The TP-Link ER605 is an Omada SDN device, so you can run it standalone or with a controller. You've got 3 options for a controller. You can buy their hardware controller for a couple hundred bucks, run their free Java-based software controller on a computer, or use a cloud controller. I run the software controller on an i3-10100 Linux box I'm using mostly as a file server. If you don't use a controller you can just point a browser at the device & use the built-in web interface. The ER605 also has an ssh CLI. Not using a controller costs you features on some devices. Not sure about the routers, but for example the WiFi access points need one for fast roaming.
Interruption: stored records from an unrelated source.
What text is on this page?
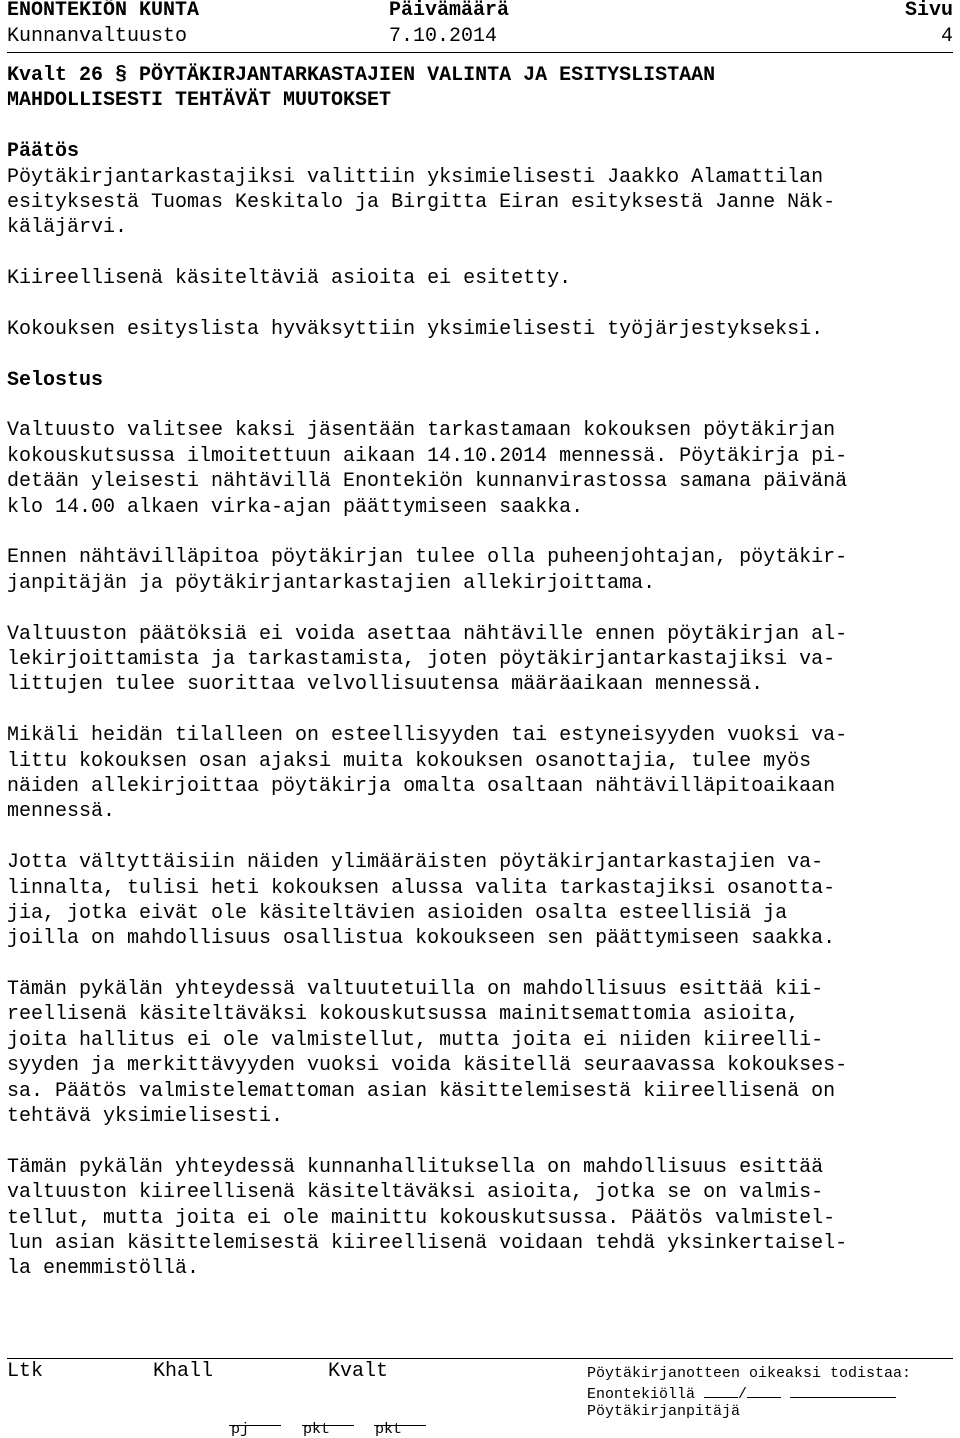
ENONTEKIÖN KUNTA	Päivämäärä	Sivu
Kunnanvaltuusto	7.10.2014	4
Kvalt 26 § PÖYTÄKIRJANTARKASTAJIEN VALINTA JA ESITYSLISTAAN
MAHDOLLISESTI TEHTÄVÄT MUUTOKSET
Päätös
Pöytäkirjantarkastajiksi valittiin yksimielisesti Jaakko Alamattilan
esityksestä Tuomas Keskitalo ja Birgitta Eiran esityksestä Janne Näk-
käläjärvi.
Kiireellisenä käsiteltäviä asioita ei esitetty.
Kokouksen esityslista hyväksyttiin yksimielisesti työjärjestykseksi.
Selostus
Valtuusto valitsee kaksi jäsentään tarkastamaan kokouksen pöytäkirjan
kokouskutsussa ilmoitettuun aikaan 14.10.2014 mennessä. Pöytäkirja pi-
detään yleisesti nähtävillä Enontekiön kunnanvirastossa samana päivänä
klo 14.00 alkaen virka-ajan päättymiseen saakka.
Ennen nähtävilläpitoa pöytäkirjan tulee olla puheenjohtajan, pöytäkir-
janpitäjän ja pöytäkirjantarkastajien allekirjoittama.
Valtuuston päätöksiä ei voida asettaa nähtäville ennen pöytäkirjan al-
lekirjoittamista ja tarkastamista, joten pöytäkirjantarkastajiksi va-
littujen tulee suorittaa velvollisuutensa määräaikaan mennessä.
Mikäli heidän tilalleen on esteellisyyden tai estyneisyyden vuoksi va-
littu kokouksen osan ajaksi muita kokouksen osanottajia, tulee myös
näiden allekirjoittaa pöytäkirja omalta osaltaan nähtävilläpitoaikaan
mennessä.
Jotta vältyttäisiin näiden ylimääräisten pöytäkirjantarkastajien va-
linnalta, tulisi heti kokouksen alussa valita tarkastajiksi osanotta-
jia, jotka eivät ole käsiteltävien asioiden osalta esteellisiä ja
joilla on mahdollisuus osallistua kokoukseen sen päättymiseen saakka.
Tämän pykälän yhteydessä valtuutetuilla on mahdollisuus esittää kii-
reellisenä käsiteltäväksi kokouskutsussa mainitsemattomia asioita,
joita hallitus ei ole valmistellut, mutta joita ei niiden kiireelli-
syyden ja merkittävyyden vuoksi voida käsitellä seuraavassa kokoukses-
sa. Päätös valmistelemattoman asian käsittelemisestä kiireellisenä on
tehtävä yksimielisesti.
Tämän pykälän yhteydessä kunnanhallituksella on mahdollisuus esittää
valtuuston kiireellisenä käsiteltäväksi asioita, jotka se on valmis-
tellut, mutta joita ei ole mainittu kokouskutsussa. Päätös valmistel-
lun asian käsittelemisestä kiireellisenä voidaan tehdä yksinkertaisel-
la enemmistöllä.
Ltk	Khall	Kvalt
pj	pkt	pkt
Pöytäkirjanotteen oikeaksi todistaa:
Enontekiöllä	/
Pöytäkirjanpitäjä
You can also turn off the cloud features entirely.
 
The TP-Link ER605 is an Omada SDN device, so you can run it standalone or with a controller. You've got 3 options for a controller. You can buy their hardware controller for a couple hundred bucks, run their free Java-based software controller on a computer, or use a cloud controller. I run the software controller on an i3-10100 Linux box I'm using mostly as a file server. If you don't use a controller you can just point a browser at the device & use the built-in web interface. The ER605 also has an ssh CLI. Not using a controller costs you features on some devices. Not sure about the routers, but for example the WiFi access points need one for fast roaming. You can also turn off the cloud features entirely.
Nice! Thank you for the details!
 
For dead simple failover, I have had great luck with Ubiquiti Dream Machine Pro and SE. Not a ton of customization, but it is very reliable and quick to manage the failover seamlessly.

Have been running at a few sites and my home for over 2yrs.